Cela étant dit, cela reste plausible. Nous savons sa santé fragile. Il a à l’évidence un problème de surpoids, il fait du diabète et il fume. Son père et son grand-père sont tous deux morts de problèmes cardiaques.
(Re)voir : Kim Jong-un serait « vivant et en bonne santé », selon Séoul
TV5MONDE : Sans informations précises, les spéculations continuent : un journaliste de la chaîne Sky News Australia pense notamment que cette disparition aurait été orchestrée pour démasquer d’éventuels traîtres…
J.M : Pour moi ce sont des fantasmes. Je mettrais ma main au feu que Kim Jong-Un n’a pas mimé son absence. Certes, on se souvient qu’il a fait supprimer son oncle (en décembre 2013). Mais, sans justifier son exécution, Jang Song-thaek avait une réelle importance politique et des contacts à l’étranger. Il a été jugé traître à l’idéologie nord-coréenne du Juche (qui prône l’indépendance politique, l’autosuffisance économique et l’autonomie militaire, ndlr) et donc purgé.

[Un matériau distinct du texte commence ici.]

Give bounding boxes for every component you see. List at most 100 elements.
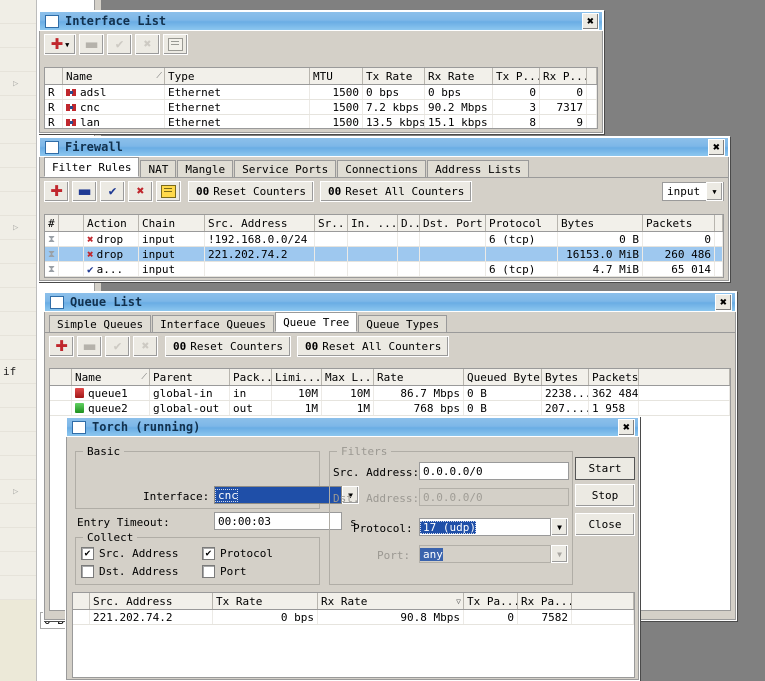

En revanche, que la rumeur à l’étranger puisse avoir un impact sur l’opinion que Kim Jong-Un se fait de certains de ses fidèles, ça c’est plausible. Mais cela ne permet pas d’affirmer qu’il a disparu pour débusquer les traîtres.
TV5MONDE : Parmi les rumeurs qui ont couru, laquelle est la plus vraisemblable ?
J.M : Cela peut être un coup de fatigue comme de l’autoconfinement. Officiellement, la Corée du Nord n’a aucun cas de coronavirus. Dès le mois de janvier des mesures très strictes ont été prises (fermeture des frontières, quarantaines, distanciation sociale…). Mais compte tenu de l’importance des contacts avec la Chine, il est peu probable qu’il n’y ait pas eu un seul cas. Il est possible, comme cela a été rapporté, qu’une personne de son entourage ait été contaminée et qu’il ait donc été obligé de se confiner.
Mais rappelons que ce n’est pas la première fois qu’il disparaît. L’année dernière, à peu près à la même période, Kim Jong-Un a été absent de la scène politique pendant 21 jours (contre 20 cette fois, ndlr). On n’a jamais su pourquoi, mais ça n’a inquiété personne. Cette fois, ce qui a mis la puce à l’oreille c’est son absence, inédite aux cérémonies du 15 avril.
TV5MONDE : Comment expliquez-vous un tel emballement médiatique ?
J.M : C’est en train de changer, mais sur la Corée du Nord on peut dire à peu près n’importe quoi, en toute impunité. Pour des raisons idéologiques, on a longtemps refusé d’écouter les spécialistes qui connaissaient le pays et la langue.
Les chancelleries (Séoul, Tokyo…) sont restées très prudentes. Je pense que la Corée du Nord a réussi son changement d’image en 2018 avec cette volonté de pacification sur la péninsule, les rencontres avec Donald Trump font qu’aujourd’hui la Corée du Nord fait partie du paysage politique international en tant que puissance nucléaire. On ne peut plus plaisanter avec elle.